Thursday, April 1, 2010

 

Page 1

 

Longtime District Attorney Aide Tom McDonald Dies

 

By a MetNews Staff Writer

 

Tom McDonald, a onetime journalist who became an aide to five Los Angeles district attorneys and two California attorneys general, has died at age 74.

McDonald, a longtime Hollywood Hills resident, passed away Tuesday after a long illness, District Attorney Steve Cooley said in an interoffice memo.

Cooley noted that McDonald had joined the office in 1971 as a special assistant/chief field deputy to then-District Attorney Joe Busch and retired in 2007 after serving as a special assistant to Cooley for seven years.

After attending Loyola University, where he was editor of the school newspaper and student body president, he attended Georgetown University’s School of Foreign Service on scholarship. He returned to Los Angeles, where he worked for the New York Times, one of his assignments being coverage of the 1960 Democratic National Convention, which nominated John F. Kennedy for president.

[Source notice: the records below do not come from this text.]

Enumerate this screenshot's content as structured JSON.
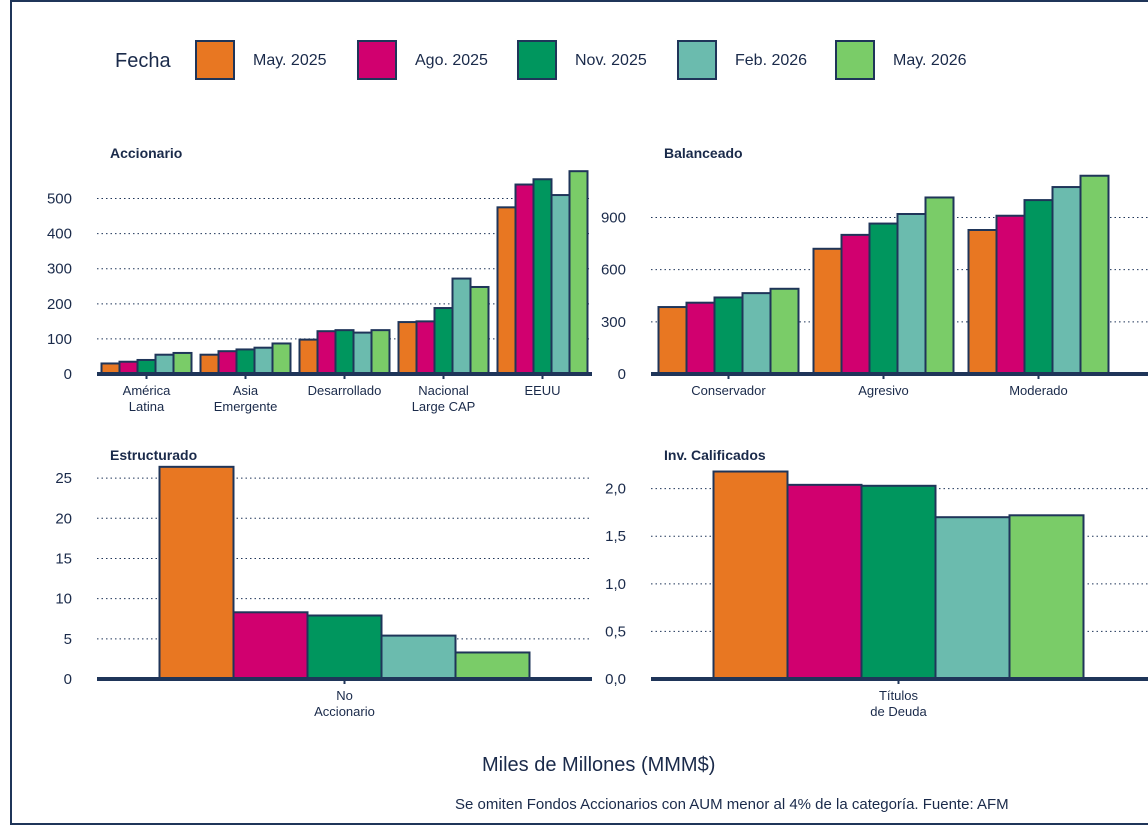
{
  "legend": {
    "title": "Fecha",
    "items": [
      {
        "label": "May. 2025",
        "color": "#E87722"
      },
      {
        "label": "Ago. 2025",
        "color": "#D1006F"
      },
      {
        "label": "Nov. 2025",
        "color": "#00965E"
      },
      {
        "label": "Feb. 2026",
        "color": "#6BBBAE"
      },
      {
        "label": "May. 2026",
        "color": "#7ACC68"
      }
    ]
  },
  "footer": {
    "units": "Miles de Millones (MMM$)",
    "note": "Se omiten Fondos Accionarios con AUM menor al 4% de la categoría. Fuente: AFM"
  },
  "chart_data": [
    {
      "type": "bar",
      "title": "Accionario",
      "categories": [
        "América\nLatina",
        "Asia\nEmergente",
        "Desarrollado",
        "Nacional\nLarge CAP",
        "EEUU"
      ],
      "yticks": [
        "0",
        "100",
        "200",
        "300",
        "400",
        "500"
      ],
      "tick_values": [
        0,
        100,
        200,
        300,
        400,
        500
      ],
      "ylim": [
        0,
        570
      ],
      "grid": true,
      "series": [
        {
          "name": "May. 2025",
          "values": [
            30,
            55,
            98,
            148,
            475
          ]
        },
        {
          "name": "Ago. 2025",
          "values": [
            35,
            65,
            122,
            150,
            540
          ]
        },
        {
          "name": "Nov. 2025",
          "values": [
            40,
            70,
            125,
            188,
            555
          ]
        },
        {
          "name": "Feb. 2026",
          "values": [
            55,
            75,
            118,
            272,
            510
          ]
        },
        {
          "name": "May. 2026",
          "values": [
            60,
            87,
            125,
            248,
            578
          ]
        }
      ]
    },
    {
      "type": "bar",
      "title": "Balanceado",
      "categories": [
        "Conservador",
        "Agresivo",
        "Moderado"
      ],
      "yticks": [
        "0",
        "300",
        "600",
        "900"
      ],
      "tick_values": [
        0,
        300,
        600,
        900
      ],
      "ylim": [
        0,
        1150
      ],
      "grid": true,
      "series": [
        {
          "name": "May. 2025",
          "values": [
            385,
            720,
            828
          ]
        },
        {
          "name": "Ago. 2025",
          "values": [
            410,
            800,
            910
          ]
        },
        {
          "name": "Nov. 2025",
          "values": [
            440,
            865,
            1000
          ]
        },
        {
          "name": "Feb. 2026",
          "values": [
            465,
            920,
            1075
          ]
        },
        {
          "name": "May. 2026",
          "values": [
            490,
            1015,
            1140
          ]
        }
      ]
    },
    {
      "type": "bar",
      "title": "Estructurado",
      "categories": [
        "No\nAccionario"
      ],
      "yticks": [
        "0",
        "5",
        "10",
        "15",
        "20",
        "25"
      ],
      "tick_values": [
        0,
        5,
        10,
        15,
        20,
        25
      ],
      "ylim": [
        0,
        27
      ],
      "grid": true,
      "series": [
        {
          "name": "May. 2025",
          "values": [
            26.4
          ]
        },
        {
          "name": "Ago. 2025",
          "values": [
            8.3
          ]
        },
        {
          "name": "Nov. 2025",
          "values": [
            7.9
          ]
        },
        {
          "name": "Feb. 2026",
          "values": [
            5.4
          ]
        },
        {
          "name": "May. 2026",
          "values": [
            3.3
          ]
        }
      ]
    },
    {
      "type": "bar",
      "title": "Inv. Calificados",
      "categories": [
        "Títulos\nde Deuda"
      ],
      "yticks": [
        "0,0",
        "0,5",
        "1,0",
        "1,5",
        "2,0"
      ],
      "tick_values": [
        0,
        0.5,
        1.0,
        1.5,
        2.0
      ],
      "ylim": [
        0,
        2.28
      ],
      "grid": true,
      "series": [
        {
          "name": "May. 2025",
          "values": [
            2.18
          ]
        },
        {
          "name": "Ago. 2025",
          "values": [
            2.04
          ]
        },
        {
          "name": "Nov. 2025",
          "values": [
            2.03
          ]
        },
        {
          "name": "Feb. 2026",
          "values": [
            1.7
          ]
        },
        {
          "name": "May. 2026",
          "values": [
            1.72
          ]
        }
      ]
    }
  ]
}
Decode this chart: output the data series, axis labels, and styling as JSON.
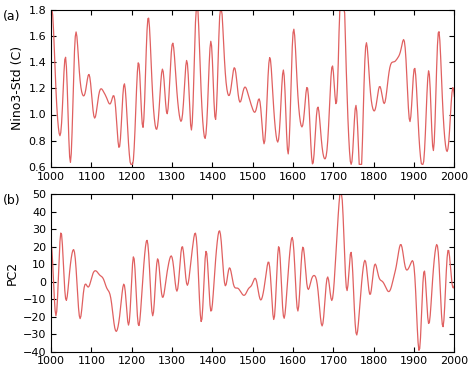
{
  "xlim": [
    1000,
    2000
  ],
  "panel_a": {
    "ylabel": "Nino3-Std (C)",
    "ylim": [
      0.6,
      1.8
    ],
    "yticks": [
      0.6,
      0.8,
      1.0,
      1.2,
      1.4,
      1.6,
      1.8
    ],
    "xticks": [
      1000,
      1100,
      1200,
      1300,
      1400,
      1500,
      1600,
      1700,
      1800,
      1900,
      2000
    ]
  },
  "panel_b": {
    "ylabel": "PC2",
    "ylim": [
      -40,
      50
    ],
    "yticks": [
      -40,
      -30,
      -20,
      -10,
      0,
      10,
      20,
      30,
      40,
      50
    ],
    "xticks": [
      1000,
      1100,
      1200,
      1300,
      1400,
      1500,
      1600,
      1700,
      1800,
      1900,
      2000
    ]
  },
  "line_color": "#E06060",
  "line_width": 0.9,
  "label_a": "(a)",
  "label_b": "(b)",
  "background_color": "#ffffff",
  "font_size": 9
}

He left the Times to become special assistant and press secretary to Stanley Mosk, then the attorney general of California, and stayed on under the new attorney general, Thomas Lynch, after Mosk’s 1964 appointment to the state Supreme Court. McDonald testified before congressional committees and planned legislative strategy, acted as liaison with the Los Angeles Police Department during the 1965 Watts riot, and authored a 1965 report on armed right-wing extremist groups, Cooley said.

He left the office following the 1970 election of Evelle Younger and went to work for Busch, handling media relations and later heading the Bureau of Community Affairs, a role he continued after Busch died and John Van de Kamp was named to succeed him.

Van de Kamp told the MetNews yesterday that McDonald was valued as a speechwriter and adviser with “very good political judgment and a great sense of humor.” Members of the press and public with whom he dealt “knew him and liked him,” Van de Kamp said.

McDonald also worked with the district attorney’s community representatives and the Board of Supervisors and organized trips around the county for him and his top aides, Van de Kamp recalled.

Los Angeles County Counsel Andrea Ordin, who worked with McDonald in both the Attorney General’s and District Attorney’s offices, called him a “sheer joy” and “one of the most imaginative writers and thinkers.”

She explained that under Lynch, the Attorney General’s Office was extremely active in areas like civil rights and organized crime, and McDonald was instrumental in explaining the office’s actions to the press and public.

In later years, McDonald, along with his wife Sheila, who survives him, researched the history of the District Attorney’s Office. He is credited with supplying much of the information that appeared in Michael Parrish’s 2001 history of the office, “For the People,” and worked on the historic photomurals on the 17th and 18th floors of the Clara Shortridge Foltz Criminal Justice Center.

Plans for a memorial service are pending, Cooley said.